MEMBACA berita yang berjudul ‘Bupati Madina Kesal Lihat Tumpukan Sampah di Irigasi Batag Gadis, Ini Perintahnya’ yang tayang di StartNews.co.id pada Senin (9/10/2023), saya langsung terangsang untuk sumbang saran demi perbaikan tata kelola sampah di Kabupaten Mandailing Natal (Madina), yang juga tanah kelahiran saya.
Seperti diberitakan StartNews.co.id, Bupati Madina HM Jakfar Sukhairi Nasution kesal melihat Irigasi Sekunder Batang Gadis dan saluran irigasi lainnya yang tidak terawat, karena menjadi tempat pembuangan sampah. Menurut dia, puluhan tahun lamanya aliran sekunder Batang Gadis dijadikan tempat pembuangan sampah hingga menumpuk yang akhirnya terjadi pendangkalan.
Itu sebabnya, Bupati menginstruksikan Sekda, para Asisten, dan kepala Dinas Lingkungan Hidup (DLH) mengajak para camat, lurahan, dan kepala lingkungan (Kepling) untuk berkoordinasi agar masyarakat tidak lagi membuang sampah ke aliran irigasi.
Dimana-mana sampah memang sering menimbulkan masalah. Karena itu, sumpah serapah juga kerap dialamatkan kepada ‘sampah’. Karena sampah memang selama ini dianggap tidak berguna. Sampai-sampai orang yang tidak berguna pun sering disebut ‘sampah masyarakat’.
Nah, ngomong-ngomong masalah sampah, sebaiknya kita tidak terus-terusan menyumpahi keberadaan sampah tanpa kita berbuat apa-apa.
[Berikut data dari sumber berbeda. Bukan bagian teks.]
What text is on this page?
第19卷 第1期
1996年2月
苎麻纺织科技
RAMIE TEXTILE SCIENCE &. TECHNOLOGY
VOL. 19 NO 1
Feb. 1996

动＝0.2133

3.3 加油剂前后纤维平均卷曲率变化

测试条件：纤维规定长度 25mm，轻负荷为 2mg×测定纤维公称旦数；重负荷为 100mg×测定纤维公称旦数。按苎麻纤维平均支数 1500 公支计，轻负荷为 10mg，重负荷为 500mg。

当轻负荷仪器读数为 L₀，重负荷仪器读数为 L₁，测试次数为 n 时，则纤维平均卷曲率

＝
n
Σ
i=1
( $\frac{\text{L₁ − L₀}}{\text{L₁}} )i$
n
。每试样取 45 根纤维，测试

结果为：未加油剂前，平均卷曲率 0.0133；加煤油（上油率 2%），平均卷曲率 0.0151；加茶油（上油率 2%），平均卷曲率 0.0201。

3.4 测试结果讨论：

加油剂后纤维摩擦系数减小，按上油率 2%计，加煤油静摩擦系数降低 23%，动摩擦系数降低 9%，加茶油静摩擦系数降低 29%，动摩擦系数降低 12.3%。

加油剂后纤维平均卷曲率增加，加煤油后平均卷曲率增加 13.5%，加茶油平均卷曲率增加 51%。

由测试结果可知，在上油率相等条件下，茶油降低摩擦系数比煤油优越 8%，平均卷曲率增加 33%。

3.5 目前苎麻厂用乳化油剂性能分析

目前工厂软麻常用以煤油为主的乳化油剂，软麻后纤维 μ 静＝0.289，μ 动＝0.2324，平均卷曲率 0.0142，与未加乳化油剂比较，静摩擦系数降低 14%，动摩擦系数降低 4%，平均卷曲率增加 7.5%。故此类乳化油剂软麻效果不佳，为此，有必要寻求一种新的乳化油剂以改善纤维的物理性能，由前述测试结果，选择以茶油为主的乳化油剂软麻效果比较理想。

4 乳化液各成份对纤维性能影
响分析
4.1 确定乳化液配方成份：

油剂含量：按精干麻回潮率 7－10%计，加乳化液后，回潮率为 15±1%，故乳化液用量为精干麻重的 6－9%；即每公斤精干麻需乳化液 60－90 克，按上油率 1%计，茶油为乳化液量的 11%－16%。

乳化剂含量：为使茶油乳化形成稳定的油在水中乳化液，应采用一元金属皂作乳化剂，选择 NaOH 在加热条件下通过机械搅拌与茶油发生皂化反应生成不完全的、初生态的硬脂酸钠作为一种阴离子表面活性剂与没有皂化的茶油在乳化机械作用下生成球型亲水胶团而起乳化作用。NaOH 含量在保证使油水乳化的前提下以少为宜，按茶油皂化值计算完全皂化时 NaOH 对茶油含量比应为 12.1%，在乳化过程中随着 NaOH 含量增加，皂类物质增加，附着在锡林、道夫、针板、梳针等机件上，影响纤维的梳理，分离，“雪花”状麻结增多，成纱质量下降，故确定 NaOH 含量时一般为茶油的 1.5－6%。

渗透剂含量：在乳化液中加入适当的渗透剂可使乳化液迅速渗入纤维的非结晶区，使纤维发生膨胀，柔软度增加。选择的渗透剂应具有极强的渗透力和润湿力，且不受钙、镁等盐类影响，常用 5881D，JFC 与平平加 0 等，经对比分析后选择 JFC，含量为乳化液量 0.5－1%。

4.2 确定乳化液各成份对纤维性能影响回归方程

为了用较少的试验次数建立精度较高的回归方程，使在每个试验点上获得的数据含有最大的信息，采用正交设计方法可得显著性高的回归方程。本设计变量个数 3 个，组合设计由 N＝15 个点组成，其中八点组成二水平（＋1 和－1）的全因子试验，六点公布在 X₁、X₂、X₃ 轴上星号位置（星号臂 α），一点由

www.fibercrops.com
Toh, sampah itu ada karena masyarakat masih ‘berproduksi’. Nah, yang perlu kita pikirkan bagaimana caranya agar sampah itu masih bisa dimanfaatkan lagi dan bernilai ekonomis. Untuk mencapai hal ini, tentu harus ada tata kelola sampah yang baik.
Soal tata kelola ini, saya menilai Pemkab Madina butuh sinergitas seluruh stakeholder untuk menata-kelola sampah secara mikro dan makro. Katakan saja mulai dari DPRD terkait pembuatan Perda, Pemkab Madina terkait pelaksanaan dan penegakan Perda, dan masyarakat sebagai pelaku langsung.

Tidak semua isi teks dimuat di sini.